Sacred Economics – Gift 2

Eisenstein uses his opening chapter on Gift to set a contrast for the rest of Part 1 of his book. He is introducing us to the notion that economics and the use of our money, in particular, is a sacred thing.

Charles paints a picture using the natural world around us to challenge the perception that evolutionary biology is a cut throat, competitive business , which is all about survival of the fittest, driven by our “selfish genes”. He argues that in nature, “headlong growth and all out-competition  are features of immature ecosystems, followed by complex interdependency, symbiosis, cooperation and the cycling of resources.”
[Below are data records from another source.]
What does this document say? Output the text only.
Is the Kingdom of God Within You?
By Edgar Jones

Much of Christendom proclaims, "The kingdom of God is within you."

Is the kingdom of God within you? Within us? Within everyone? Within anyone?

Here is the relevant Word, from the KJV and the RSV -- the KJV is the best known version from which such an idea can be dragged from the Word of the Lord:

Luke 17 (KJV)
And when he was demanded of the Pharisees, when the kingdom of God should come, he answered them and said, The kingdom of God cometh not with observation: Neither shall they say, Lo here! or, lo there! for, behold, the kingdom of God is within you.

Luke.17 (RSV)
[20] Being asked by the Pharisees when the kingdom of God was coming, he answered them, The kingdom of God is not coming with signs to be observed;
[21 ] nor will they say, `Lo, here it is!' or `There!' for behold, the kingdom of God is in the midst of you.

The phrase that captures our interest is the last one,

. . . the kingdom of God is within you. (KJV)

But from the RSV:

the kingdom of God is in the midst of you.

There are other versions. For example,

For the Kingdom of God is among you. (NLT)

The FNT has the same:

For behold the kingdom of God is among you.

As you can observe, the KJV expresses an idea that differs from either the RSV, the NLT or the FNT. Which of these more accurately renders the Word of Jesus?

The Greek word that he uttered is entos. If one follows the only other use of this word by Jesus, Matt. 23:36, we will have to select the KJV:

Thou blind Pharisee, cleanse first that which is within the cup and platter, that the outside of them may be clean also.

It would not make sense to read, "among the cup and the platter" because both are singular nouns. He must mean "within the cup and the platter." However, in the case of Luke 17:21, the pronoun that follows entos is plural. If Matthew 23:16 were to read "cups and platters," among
The violent, competitive, growth-driven, accumulative, oppressive, marginalising and hoarding economic of today is an aberration. It is time for humanity to enter a new phase of life. It’s grow up time! “Money may not disappear anytime soon, but it will serve a diminished role even as it takes on more of the properties of the gift. The economy will shrink (do not fear this!) and our lives will grow!”

It is crazy that money was originally a means of connecting gift with need. Yet now we often find ourselves in deadening jobs out of economic necessity, with crazy phrases like “I can’t afford to do that,” or “the cost of living is so high.” But CE goes to town on this! “Our purpose for being, the development and full expression of our gifts, is mortgaged to the demands of money, to making a living, to surviving. Yet no one, no matter how wealthy, secure, or comfortable, can ever feel fulfilled in a life where those gifts remain latent. Even the best paid job, if it does not engage our gifts, soon feels deadening, and we think, “I was not put here on earth to do this.”
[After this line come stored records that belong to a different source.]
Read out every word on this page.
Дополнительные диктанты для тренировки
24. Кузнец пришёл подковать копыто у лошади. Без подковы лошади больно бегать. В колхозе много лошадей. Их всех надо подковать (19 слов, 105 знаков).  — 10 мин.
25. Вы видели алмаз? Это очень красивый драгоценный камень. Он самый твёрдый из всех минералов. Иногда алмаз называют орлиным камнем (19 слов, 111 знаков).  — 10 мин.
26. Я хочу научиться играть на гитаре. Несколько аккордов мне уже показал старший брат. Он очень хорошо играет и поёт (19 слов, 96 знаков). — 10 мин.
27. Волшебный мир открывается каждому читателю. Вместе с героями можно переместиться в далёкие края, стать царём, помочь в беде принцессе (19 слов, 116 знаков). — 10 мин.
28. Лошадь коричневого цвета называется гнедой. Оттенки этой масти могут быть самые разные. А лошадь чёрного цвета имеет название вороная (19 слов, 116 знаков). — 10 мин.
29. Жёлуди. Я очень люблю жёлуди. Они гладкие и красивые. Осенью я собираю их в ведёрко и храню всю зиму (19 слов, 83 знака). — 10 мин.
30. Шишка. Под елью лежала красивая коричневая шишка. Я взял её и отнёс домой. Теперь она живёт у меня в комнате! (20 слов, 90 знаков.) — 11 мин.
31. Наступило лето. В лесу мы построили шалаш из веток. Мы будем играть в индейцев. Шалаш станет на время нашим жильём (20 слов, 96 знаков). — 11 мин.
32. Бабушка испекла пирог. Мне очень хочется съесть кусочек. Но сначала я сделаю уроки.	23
The day of falsely separating our world out is over. There is no sacred/secular divide, everything we do and touch is sacred, because life is sacred and we need to start viewing both work and economics as truly sacred things. In the next blogs I will explore what Charles calles the ‘Economics of Separation’, its main components and how it has landed us in the mess we find ourselves in.
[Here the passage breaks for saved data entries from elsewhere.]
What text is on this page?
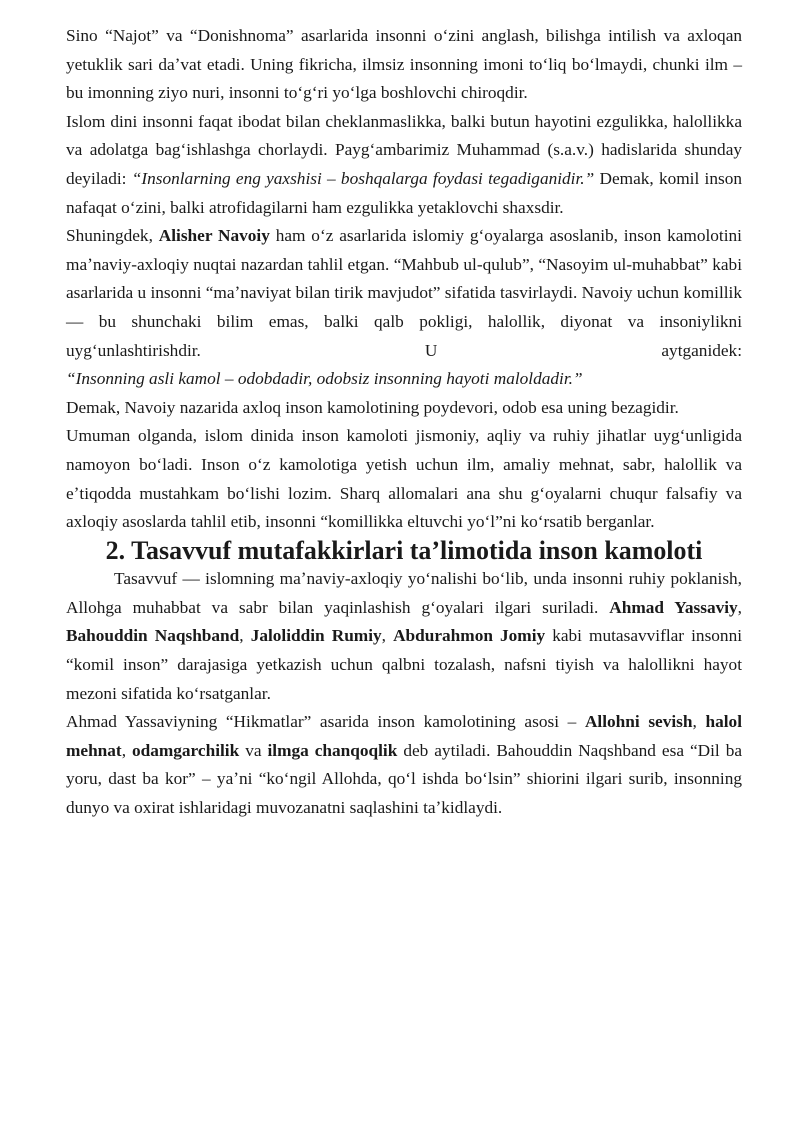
Sino “Najot” va “Donishnoma” asarlarida insonni oʻzini anglash, bilishga intilish va axloqan yetuklik sari daʼvat etadi. Uning fikricha, ilmsiz insonning imoni toʻliq boʻlmaydi, chunki ilm – bu imonning ziyo nuri, insonni toʻgʻri yoʻlga boshlovchi chiroqdir.

Islom dini insonni faqat ibodat bilan cheklanmaslikka, balki butun hayotini ezgulikka, halollikka va adolatga bagʻishlashga chorlaydi. Paygʻambarimiz Muhammad (s.a.v.) hadislarida shunday deyiladi: “Insonlarning eng yaxshisi – boshqalarga foydasi tegadiganidir.” Demak, komil inson nafaqat oʻzini, balki atrofidagilarni ham ezgulikka yetaklovchi shaxsdir.

Shuningdek, Alisher Navoiy ham oʻz asarlarida islomiy gʻoyalarga asoslanib, inson kamolotini maʼnaviy-axloqiy nuqtai nazardan tahlil etgan. “Mahbub ul-qulub”, “Nasoyim ul-muhabbat” kabi asarlarida u insonni “maʼnaviyat bilan tirik mavjudot” sifatida tasvirlaydi. Navoiy uchun komillik — bu shunchaki bilim emas, balki qalb pokligi, halollik, diyonat va insoniylikni uygʻunlashtirishdir. U aytganidek:

“Insonning asli kamol – odobdadir, odobsiz insonning hayoti maloldadir.”

Demak, Navoiy nazarida axloq inson kamolotining poydevori, odob esa uning bezagidir.

Umuman olganda, islom dinida inson kamoloti jismoniy, aqliy va ruhiy jihatlar uygʻunligida namoyon boʻladi. Inson oʻz kamolotiga yetish uchun ilm, amaliy mehnat, sabr, halollik va eʼtiqodda mustahkam boʻlishi lozim. Sharq allomalari ana shu gʻoyalarni chuqur falsafiy va axloqiy asoslarda tahlil etib, insonni “komillikka eltuvchi yoʻl”ni koʻrsatib berganlar.

2. Tasavvuf mutafakkirlari taʼlimotida inson kamoloti

Tasavvuf — islomning maʼnaviy-axloqiy yoʻnalishi boʻlib, unda insonni ruhiy poklanish, Allohga muhabbat va sabr bilan yaqinlashish gʻoyalari ilgari suriladi. Ahmad Yassaviy, Bahouddin Naqshband, Jaloliddin Rumiy, Abdurahmon Jomiy kabi mutasavviflar insonni “komil inson” darajasiga yetkazish uchun qalbni tozalash, nafsni tiyish va halollikni hayot mezoni sifatida koʻrsatganlar.

Ahmad Yassaviyning “Hikmatlar” asarida inson kamolotining asosi – Allohni sevish, halol mehnat, odamgarchilik va ilmga chanqoqlik deb aytiladi. Bahouddin Naqshband esa “Dil ba yoru, dast ba kor” – yaʼni “koʻngil Allohda, qoʻl ishda boʻlsin” shiorini ilgari surib, insonning dunyo va oxirat ishlaridagi muvozanatni saqlashini taʼkidlaydi.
When we stare the beast in the face, we will see that we are tired of its ugliness and want to be part of a movement that is far more creative and beautiful. Surely, we do not want to align our lives with something which causes devastation and destruction but rather that which perpetuates life in all its fullness. We are tired of being commodities, we want to be gifts. The way we use money will form a part of this story, as we recover together a new economics for a reimagined future of reconciliation and peace. If we begin to choose to enter the economy of gift then surely every mountain can made low and every valley raised up – an economic level playing field, where lambs can play with lions!